Think about it: If leaders for every area of society need to be men and women of integrity, men and women of emotional intelligence, selfless men and women of conviction, compassion and empathy, who better to train them than their congregation’s senior leaders?
I stumbled on this a few decades ago but never embraced it as Geiger and Peck have. I created a vigorous ministry within my congregation for equipping people for Christian ministry (including the Christian ministry of leadership). Accidentally, I found that the growth within individuals we were seeing was not just blessing our church: it was blessing other spheres of life that our people were involved in.
Ironically, there were folks whose growth in management and leadership skills led to promotions in the workplace that forced them to reduce their volunteer commitment in our congregation! This is exactly the kind of results which our authors are aiming for: Churches blessing the world with their “blessed product,” mature Christian leaders.
Specifically, Geiger and Peck insist that it’s not enough to have a conviction regarding leadership development, to create a culture for leadership development or to have constructs (programs) for leadership development. All three are needed.
Either of the two without the other will result in frustration and failure and the authors warn that the process of creating all three in a congregation may take some serious time.
I appreciate their candor. Creating servant leaders who can guide a congregation or a corporation into the future with selfless devotion and real concern for their followers is not an overnight project.
I was probably typical of many readers of Designed to Lead in that I couldn’t wait for the authors to get to the constructs, the programs, the magic-bullet solutions which will automatically kick out dynamos for Christ. But the book wasn’t constructed that way, because the process doesn’t work that way.

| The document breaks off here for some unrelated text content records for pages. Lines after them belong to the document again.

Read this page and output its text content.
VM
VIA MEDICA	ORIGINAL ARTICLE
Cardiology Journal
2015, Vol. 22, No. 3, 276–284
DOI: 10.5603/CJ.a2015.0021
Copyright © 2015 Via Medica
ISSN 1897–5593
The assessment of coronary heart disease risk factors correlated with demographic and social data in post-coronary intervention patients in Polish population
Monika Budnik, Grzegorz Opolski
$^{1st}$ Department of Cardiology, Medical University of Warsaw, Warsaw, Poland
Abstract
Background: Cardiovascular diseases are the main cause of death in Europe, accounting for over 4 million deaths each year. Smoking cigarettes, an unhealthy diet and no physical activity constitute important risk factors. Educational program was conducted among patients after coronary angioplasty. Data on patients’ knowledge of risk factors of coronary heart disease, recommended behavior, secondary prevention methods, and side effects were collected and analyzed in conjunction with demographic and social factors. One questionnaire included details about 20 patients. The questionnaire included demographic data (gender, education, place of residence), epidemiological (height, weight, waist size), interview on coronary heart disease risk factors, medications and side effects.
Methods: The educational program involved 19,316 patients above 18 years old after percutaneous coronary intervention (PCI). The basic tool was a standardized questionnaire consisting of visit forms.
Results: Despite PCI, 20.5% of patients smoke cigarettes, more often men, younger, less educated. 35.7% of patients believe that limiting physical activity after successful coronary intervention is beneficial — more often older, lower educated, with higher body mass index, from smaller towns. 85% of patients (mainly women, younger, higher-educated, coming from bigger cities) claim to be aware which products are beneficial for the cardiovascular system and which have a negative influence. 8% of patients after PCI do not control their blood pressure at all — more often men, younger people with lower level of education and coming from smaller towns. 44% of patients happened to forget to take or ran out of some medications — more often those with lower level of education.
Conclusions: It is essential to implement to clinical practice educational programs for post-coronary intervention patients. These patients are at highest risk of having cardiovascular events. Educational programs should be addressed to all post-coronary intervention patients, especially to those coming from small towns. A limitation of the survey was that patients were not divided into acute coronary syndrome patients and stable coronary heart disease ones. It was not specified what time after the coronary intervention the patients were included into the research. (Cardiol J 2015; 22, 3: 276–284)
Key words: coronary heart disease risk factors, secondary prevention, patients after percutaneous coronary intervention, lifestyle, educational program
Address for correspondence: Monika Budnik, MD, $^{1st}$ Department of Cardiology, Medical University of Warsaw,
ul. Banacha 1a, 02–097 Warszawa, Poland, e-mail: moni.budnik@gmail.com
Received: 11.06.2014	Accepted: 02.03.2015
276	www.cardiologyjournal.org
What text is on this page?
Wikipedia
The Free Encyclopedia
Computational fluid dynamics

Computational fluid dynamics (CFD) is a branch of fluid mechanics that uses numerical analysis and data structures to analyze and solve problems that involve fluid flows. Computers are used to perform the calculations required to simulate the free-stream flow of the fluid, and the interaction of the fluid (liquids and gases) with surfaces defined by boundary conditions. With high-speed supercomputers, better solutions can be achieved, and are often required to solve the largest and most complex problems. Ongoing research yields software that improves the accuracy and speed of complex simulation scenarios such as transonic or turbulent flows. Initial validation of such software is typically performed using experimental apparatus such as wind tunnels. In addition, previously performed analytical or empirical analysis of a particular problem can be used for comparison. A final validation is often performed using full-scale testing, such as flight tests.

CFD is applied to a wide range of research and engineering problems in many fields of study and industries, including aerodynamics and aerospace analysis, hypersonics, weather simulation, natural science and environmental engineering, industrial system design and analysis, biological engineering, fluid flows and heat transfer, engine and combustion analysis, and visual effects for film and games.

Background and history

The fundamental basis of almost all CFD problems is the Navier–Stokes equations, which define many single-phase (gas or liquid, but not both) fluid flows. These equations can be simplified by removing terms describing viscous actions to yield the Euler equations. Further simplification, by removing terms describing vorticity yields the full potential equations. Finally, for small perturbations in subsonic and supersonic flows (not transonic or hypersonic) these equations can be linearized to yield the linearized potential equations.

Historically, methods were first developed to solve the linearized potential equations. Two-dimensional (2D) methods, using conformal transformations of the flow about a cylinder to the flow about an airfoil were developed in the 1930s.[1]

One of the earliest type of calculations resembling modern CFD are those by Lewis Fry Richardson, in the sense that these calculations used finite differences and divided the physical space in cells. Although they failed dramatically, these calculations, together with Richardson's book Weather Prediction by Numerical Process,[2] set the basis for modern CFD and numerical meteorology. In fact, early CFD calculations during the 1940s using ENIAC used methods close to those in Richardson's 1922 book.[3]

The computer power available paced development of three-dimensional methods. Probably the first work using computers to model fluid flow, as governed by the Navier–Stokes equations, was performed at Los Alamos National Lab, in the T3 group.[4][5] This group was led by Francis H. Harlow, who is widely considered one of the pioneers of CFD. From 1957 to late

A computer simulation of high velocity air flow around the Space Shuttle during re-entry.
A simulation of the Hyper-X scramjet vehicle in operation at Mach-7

The authors, in fact, want their readers to think of leadership development as a natural extension of a process for making disciples, as opposed to being a separate, stand-alone program. In this sense, the book is a natural follow up for Thom Rainer and Eric Geiger’s deservedly famous Simple Church.
If the simple church has a simple process for creating mature followers of Christ, Designed to Lead advocates the creation of a culture and some simple (of course) constructs for helping believers become adept at the ministry of leadership.
There are more great contributions in this book I can only point you to:
- “…above all other requirements for Christian leadership, one attribute stands apart from the rest: Men and women that lead in God’s kingdom must be controlled by the Holy Spirit of God.”
- “…people grow when godly leaders apply the truth of God to their hearts while they are in a teachable posture…Leaders are developed as knowledge (truth), experiences (posture) and coaching (leaders) converge.”
- The material on leadership pipelines and leadership pathways in chapter eight is invaluable and has applications far beyond the local church.
If you want your church to bless the world with Christ-honoring leaders, you will be blessed by Designed to Lead.